Am I a perfectionist or just want to be very organised?
One thing I know I can be such a perfectionist sometimes, like with drawing. I have made a drawing but never finished it. Even though others didn’t saw the flaw, I did and I know it is there. In this case, I can’t cover it up. Normally I try to cover it up by changing here and there.
But am I a perfectionist if I clear up my stuff before I go upstairs to my bed? I don’t think so. I just like the idea when I come downstairs in the morning that everything is cleared. That way I can find things easier and I don’t have to waste my time to clear up things. It uses to be very different few years ago. I even put my clothes away if I am not going to wear it the next day. Sometimes I even scare myself for being so organise these days.

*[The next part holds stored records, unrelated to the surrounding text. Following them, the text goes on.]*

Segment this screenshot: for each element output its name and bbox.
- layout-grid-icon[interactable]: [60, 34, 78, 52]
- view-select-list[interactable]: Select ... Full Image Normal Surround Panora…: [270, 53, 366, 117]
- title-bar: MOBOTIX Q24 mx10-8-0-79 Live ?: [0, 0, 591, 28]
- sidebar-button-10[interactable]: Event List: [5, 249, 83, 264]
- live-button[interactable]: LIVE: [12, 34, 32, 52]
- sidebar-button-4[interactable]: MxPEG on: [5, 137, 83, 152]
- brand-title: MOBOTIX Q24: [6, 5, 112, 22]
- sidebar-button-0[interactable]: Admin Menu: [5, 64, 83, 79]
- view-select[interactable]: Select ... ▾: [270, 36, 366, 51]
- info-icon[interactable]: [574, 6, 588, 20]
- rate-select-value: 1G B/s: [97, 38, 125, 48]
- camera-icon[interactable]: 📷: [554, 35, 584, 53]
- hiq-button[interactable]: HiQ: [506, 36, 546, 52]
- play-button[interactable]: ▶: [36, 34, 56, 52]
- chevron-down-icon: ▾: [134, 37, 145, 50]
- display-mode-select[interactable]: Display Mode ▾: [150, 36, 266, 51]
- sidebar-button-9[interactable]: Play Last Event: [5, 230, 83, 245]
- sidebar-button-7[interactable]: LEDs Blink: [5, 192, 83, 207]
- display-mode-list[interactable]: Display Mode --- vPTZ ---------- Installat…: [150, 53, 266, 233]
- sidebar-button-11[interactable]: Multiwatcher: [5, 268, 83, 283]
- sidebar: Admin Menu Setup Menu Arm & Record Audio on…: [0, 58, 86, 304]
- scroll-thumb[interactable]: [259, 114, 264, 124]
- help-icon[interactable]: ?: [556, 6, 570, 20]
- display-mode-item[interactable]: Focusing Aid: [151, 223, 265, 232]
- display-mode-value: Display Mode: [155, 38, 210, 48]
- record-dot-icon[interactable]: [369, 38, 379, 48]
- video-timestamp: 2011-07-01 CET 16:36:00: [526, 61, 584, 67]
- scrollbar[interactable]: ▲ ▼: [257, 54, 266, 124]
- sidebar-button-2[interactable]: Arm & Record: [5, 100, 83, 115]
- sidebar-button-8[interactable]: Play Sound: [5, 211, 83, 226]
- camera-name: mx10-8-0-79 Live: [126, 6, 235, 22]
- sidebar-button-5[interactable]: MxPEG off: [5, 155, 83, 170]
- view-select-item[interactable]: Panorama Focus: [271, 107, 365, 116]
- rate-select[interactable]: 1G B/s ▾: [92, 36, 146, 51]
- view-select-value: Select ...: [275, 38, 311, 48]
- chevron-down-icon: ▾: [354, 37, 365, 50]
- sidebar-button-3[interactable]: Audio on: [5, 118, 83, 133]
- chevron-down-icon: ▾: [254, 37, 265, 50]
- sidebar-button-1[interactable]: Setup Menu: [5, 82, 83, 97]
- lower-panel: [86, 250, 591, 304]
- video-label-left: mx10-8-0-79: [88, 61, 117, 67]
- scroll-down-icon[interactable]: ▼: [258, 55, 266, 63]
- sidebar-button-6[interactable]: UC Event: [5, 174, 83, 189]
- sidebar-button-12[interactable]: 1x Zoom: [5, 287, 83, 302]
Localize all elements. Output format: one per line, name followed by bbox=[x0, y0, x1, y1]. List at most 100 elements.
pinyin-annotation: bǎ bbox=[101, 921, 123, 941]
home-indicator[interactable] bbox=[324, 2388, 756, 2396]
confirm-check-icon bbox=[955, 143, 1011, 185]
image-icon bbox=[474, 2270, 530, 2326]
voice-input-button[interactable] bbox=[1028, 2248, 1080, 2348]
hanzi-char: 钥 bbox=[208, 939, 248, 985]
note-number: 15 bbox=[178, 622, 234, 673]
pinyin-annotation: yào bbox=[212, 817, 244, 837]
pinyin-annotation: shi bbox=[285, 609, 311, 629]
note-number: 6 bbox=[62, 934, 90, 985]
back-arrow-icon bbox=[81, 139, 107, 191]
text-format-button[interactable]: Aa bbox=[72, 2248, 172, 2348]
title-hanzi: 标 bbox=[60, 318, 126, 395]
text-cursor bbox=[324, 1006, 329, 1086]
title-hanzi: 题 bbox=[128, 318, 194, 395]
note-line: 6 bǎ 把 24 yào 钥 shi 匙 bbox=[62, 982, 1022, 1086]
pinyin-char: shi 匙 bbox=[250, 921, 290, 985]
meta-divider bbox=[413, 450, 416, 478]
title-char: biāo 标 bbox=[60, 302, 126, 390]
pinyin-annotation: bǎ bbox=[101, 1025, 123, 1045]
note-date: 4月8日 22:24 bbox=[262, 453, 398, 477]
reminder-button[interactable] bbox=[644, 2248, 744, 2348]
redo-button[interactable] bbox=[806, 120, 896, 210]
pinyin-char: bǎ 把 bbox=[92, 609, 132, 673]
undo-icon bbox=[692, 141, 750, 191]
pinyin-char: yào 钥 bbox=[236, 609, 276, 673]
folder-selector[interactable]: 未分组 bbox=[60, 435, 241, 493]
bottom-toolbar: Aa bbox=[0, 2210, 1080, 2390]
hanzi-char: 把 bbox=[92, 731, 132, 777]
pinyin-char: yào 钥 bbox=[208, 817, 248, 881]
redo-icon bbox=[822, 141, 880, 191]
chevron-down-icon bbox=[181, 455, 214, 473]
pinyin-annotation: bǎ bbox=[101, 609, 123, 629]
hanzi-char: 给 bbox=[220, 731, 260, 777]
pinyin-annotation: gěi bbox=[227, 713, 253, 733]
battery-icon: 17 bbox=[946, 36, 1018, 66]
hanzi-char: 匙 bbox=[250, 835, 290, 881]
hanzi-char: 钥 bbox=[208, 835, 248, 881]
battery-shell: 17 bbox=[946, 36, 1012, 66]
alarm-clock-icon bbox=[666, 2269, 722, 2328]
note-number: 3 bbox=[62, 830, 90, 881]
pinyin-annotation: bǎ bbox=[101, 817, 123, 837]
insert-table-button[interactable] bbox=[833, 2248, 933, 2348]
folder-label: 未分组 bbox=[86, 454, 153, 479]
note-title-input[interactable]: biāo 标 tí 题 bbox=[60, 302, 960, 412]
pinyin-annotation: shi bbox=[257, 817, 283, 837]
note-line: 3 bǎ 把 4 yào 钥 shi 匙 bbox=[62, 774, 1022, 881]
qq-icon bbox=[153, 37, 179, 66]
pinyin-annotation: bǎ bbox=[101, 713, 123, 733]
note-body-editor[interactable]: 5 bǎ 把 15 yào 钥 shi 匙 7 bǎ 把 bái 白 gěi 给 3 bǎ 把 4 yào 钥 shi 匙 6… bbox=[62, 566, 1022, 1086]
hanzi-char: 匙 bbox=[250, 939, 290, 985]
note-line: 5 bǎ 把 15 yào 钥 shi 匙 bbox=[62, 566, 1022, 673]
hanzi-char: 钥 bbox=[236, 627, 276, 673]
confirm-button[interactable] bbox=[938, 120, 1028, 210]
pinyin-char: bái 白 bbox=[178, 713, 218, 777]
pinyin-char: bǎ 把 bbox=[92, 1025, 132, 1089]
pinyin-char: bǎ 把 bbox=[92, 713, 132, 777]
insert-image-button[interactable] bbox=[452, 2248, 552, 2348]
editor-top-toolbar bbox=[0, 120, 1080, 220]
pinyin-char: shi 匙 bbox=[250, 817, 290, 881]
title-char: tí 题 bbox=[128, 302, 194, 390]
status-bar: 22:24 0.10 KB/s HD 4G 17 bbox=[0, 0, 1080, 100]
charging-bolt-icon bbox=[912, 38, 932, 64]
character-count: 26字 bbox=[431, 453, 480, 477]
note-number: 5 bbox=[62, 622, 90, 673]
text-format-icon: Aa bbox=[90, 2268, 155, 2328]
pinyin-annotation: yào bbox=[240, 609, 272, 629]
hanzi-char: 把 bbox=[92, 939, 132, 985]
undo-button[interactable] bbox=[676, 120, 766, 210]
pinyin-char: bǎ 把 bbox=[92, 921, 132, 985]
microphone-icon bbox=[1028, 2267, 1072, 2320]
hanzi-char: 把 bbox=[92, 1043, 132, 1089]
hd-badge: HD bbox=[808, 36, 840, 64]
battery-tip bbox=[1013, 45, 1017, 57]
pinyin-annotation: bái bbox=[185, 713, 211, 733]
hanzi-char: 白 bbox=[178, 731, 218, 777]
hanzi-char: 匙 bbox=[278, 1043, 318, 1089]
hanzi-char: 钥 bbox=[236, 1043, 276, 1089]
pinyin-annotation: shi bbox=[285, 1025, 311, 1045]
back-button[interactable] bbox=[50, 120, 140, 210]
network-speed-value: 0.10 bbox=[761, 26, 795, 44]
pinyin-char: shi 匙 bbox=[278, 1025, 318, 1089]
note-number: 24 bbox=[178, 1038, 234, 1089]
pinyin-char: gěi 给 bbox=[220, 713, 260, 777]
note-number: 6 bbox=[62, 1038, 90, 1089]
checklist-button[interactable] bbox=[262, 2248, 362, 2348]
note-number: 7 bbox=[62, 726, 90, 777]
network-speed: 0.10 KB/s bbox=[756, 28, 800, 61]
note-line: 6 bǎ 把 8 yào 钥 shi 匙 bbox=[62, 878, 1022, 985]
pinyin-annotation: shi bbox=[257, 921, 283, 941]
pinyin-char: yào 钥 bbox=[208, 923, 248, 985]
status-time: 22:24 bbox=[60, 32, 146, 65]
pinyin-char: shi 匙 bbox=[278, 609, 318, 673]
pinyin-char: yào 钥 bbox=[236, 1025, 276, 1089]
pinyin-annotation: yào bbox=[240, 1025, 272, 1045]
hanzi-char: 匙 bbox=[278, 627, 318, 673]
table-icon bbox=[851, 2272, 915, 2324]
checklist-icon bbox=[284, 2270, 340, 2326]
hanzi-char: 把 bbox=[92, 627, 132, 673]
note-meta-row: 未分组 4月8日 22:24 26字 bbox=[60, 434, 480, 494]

Really, I wasn’t like that at all!
One thing I realise, if I want to go for it with my plans then I have to let go some of my perfectionism. I want do the right way, perfect. I set the standard already very high, but I am realistic enough not to have high expectations. It need time to grow and develop. I just want to do the right way. I rather want spend time on drawing instead all those things around it. But I have no choice and have to spend time on that as well. Then I feel overwhelmed by it. I write everything down in my notebook so my head won’t be that chaotic. I can work down the list. It is just… sometimes I just don’t know where to start. Then I feel Mr. Chaos coming back in my head again.
I did however ask few friends of mine to help me. It is a big step to ask for help because I rather do it all by myself. But I can’t and have to reach out. Also, let go Miss Perfectionist.
Suddenly I realise that I have difficulty with focussing on some aspect because I just don’t know what to write or how or where to start. Also. my insecurity gets in the way. That is why I hope with the self-help book I manage to get over it and move forward, believe in myself and that I can do it.
There is one aspect that still kind of hold me back and next month that aspect is gone. Then I know for sure I feel freer to go for it and spend all my time in realising what I want to do! I simply have to believe in myself and tell myself, I can do it!!